For some time now I have been spending a lot of time thinking about the concept of learning how to do something. Now that Lily is, actually, learning how to do so many things (Annika is, too, but in a nonverbal way, of course, which means she can't explain how it feels), learning has become a part of my daily life, although more as an observer than a participant. I have been taking Lily to swimming lessons all summer, and watching her learn how to swim. I have been sitting by her side as she has learned to write and read. And today, she insisted on taking the training wheels off her bike. "I want to learn to really ride it," she declared.

It is the hunger, the eagerness, the excitement of learning that I see in her and crave. To my tremendous joy, there is no fear of failure or fear of any kind associated with learning something new for her. Occasionally, there is frustration, as there should be. But it has not yet proven much of an impetus.

It is the sheer determination, as well, that I miss. Watching her today, balancing on her seat and pedaling, eyes ahead, chin set, as Ben ran along beside her, holding on, I couldn't help but remember my own precarious perch: the bike was blue, my grandfather had set aside an afternoon, and again and again I coasted and fell. One time, I rode right into the reddish-brown fence that divided the side yard from the lawn around the swimming pool. The funny thing is: I don't remember when I learned, or if it even was that day. It is the learning, the trying, the struggling, the refusal to give up that I remember, and I believe there is a lesson in that.

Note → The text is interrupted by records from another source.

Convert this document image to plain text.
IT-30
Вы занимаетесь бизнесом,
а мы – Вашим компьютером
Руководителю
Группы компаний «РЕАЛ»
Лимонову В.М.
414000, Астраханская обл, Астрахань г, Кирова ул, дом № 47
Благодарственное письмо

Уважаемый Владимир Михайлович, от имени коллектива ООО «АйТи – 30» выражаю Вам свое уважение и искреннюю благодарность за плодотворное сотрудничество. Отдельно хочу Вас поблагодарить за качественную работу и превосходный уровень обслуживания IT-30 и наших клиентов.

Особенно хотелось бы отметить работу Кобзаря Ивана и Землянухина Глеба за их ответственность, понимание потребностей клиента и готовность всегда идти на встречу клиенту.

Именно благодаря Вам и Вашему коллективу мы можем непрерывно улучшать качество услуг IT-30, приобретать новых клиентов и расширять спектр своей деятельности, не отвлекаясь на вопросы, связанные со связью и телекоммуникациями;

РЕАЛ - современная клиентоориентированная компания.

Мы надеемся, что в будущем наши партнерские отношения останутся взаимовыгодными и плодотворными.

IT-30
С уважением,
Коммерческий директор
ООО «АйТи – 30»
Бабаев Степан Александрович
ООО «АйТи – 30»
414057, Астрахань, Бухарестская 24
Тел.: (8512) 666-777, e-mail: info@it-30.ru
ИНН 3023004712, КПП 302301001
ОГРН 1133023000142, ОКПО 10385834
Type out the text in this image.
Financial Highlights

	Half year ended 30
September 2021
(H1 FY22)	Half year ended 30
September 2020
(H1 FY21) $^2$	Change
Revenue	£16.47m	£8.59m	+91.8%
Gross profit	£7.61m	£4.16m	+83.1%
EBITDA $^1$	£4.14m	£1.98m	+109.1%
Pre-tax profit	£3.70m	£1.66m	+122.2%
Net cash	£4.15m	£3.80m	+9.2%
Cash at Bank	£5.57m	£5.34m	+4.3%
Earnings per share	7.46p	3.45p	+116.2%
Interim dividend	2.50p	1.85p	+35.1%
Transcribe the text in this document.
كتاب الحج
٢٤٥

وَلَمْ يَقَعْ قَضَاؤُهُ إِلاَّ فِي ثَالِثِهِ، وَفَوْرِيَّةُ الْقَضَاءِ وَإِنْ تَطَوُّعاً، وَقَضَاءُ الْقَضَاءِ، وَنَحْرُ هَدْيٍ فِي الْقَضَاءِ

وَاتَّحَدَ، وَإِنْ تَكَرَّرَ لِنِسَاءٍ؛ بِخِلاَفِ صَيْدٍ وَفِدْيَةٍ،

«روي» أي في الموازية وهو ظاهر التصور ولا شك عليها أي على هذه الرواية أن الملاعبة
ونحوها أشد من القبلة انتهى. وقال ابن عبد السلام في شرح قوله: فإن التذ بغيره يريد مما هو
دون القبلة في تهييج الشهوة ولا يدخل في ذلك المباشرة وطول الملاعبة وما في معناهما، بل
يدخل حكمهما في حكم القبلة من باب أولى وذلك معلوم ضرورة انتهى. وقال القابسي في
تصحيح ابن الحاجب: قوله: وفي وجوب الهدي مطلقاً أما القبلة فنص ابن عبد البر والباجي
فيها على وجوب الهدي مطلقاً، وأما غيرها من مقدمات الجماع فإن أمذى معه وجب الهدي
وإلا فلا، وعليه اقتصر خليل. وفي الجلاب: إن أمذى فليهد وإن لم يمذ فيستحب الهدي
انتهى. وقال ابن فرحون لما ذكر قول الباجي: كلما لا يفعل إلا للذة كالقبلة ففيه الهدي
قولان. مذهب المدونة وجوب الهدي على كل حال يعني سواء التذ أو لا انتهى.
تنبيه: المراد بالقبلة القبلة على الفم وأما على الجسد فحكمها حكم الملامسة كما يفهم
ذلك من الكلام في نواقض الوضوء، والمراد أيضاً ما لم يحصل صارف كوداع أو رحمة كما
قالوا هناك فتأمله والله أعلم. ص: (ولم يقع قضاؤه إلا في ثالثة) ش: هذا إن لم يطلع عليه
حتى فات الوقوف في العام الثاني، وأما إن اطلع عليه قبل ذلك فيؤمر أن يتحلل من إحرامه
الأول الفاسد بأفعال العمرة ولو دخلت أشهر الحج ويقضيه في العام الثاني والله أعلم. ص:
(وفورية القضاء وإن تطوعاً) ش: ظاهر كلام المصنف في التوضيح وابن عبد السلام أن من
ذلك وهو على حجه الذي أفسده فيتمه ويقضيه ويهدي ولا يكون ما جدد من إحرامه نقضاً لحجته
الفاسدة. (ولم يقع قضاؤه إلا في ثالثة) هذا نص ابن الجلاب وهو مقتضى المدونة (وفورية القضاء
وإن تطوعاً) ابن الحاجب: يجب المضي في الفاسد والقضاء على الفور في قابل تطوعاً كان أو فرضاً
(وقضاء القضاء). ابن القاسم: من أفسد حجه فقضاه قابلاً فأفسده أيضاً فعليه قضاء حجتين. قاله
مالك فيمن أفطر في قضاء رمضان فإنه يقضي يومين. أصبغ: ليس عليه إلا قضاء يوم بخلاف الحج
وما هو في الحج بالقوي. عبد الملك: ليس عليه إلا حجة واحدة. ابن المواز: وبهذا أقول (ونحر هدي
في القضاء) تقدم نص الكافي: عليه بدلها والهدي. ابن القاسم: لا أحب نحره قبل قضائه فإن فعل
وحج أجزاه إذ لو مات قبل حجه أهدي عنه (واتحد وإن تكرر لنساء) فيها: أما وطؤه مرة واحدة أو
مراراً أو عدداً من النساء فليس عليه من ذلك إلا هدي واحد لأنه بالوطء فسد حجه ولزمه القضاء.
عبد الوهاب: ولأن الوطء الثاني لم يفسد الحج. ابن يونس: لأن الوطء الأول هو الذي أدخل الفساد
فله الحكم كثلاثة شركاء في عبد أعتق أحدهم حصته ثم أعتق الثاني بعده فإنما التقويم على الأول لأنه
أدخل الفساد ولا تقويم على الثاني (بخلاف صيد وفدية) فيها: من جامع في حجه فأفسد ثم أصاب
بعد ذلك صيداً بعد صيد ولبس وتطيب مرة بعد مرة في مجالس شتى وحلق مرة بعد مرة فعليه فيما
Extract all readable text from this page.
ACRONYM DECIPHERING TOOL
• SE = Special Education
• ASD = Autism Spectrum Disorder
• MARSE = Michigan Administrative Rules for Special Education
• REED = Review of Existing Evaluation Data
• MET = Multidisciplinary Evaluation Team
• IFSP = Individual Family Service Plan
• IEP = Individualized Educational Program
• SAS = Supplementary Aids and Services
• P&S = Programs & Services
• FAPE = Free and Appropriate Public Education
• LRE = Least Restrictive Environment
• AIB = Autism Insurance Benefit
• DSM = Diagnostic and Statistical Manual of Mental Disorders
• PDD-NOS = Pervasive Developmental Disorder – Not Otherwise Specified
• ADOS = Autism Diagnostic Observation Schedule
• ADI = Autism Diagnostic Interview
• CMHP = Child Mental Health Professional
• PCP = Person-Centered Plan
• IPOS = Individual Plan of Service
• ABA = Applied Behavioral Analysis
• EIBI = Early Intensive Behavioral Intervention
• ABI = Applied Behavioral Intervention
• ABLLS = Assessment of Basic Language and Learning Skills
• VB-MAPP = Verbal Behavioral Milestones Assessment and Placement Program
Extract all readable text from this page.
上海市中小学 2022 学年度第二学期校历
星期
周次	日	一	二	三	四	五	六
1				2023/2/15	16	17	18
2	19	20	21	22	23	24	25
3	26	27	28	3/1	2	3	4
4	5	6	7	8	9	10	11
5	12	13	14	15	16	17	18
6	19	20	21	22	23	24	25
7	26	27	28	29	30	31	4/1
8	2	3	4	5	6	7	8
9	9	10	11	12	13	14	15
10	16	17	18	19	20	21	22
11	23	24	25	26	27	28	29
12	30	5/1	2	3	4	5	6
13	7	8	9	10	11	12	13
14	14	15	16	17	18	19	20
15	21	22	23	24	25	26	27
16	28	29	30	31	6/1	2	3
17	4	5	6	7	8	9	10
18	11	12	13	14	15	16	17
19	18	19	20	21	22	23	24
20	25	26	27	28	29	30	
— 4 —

Lily did not learn how to ride a bike today, although she is close. It may be next weekend, or the weekend after that. But as I watch her wheel the bike out of the garage, arrange her foot on the lead pedal, settle herself onto her seat in the weeks to come, I will also watch her stumble, fall onto the grass, under the bike, scrape her legs and turn her ankles. And I will be fine with this. And when she does start riding on her own--experience that moment when she realizes nobody is holding on (at which point, she will fall)--I will be fine with this, too, with one caveat. I want her to always remember, as I must, that the falls are okay too.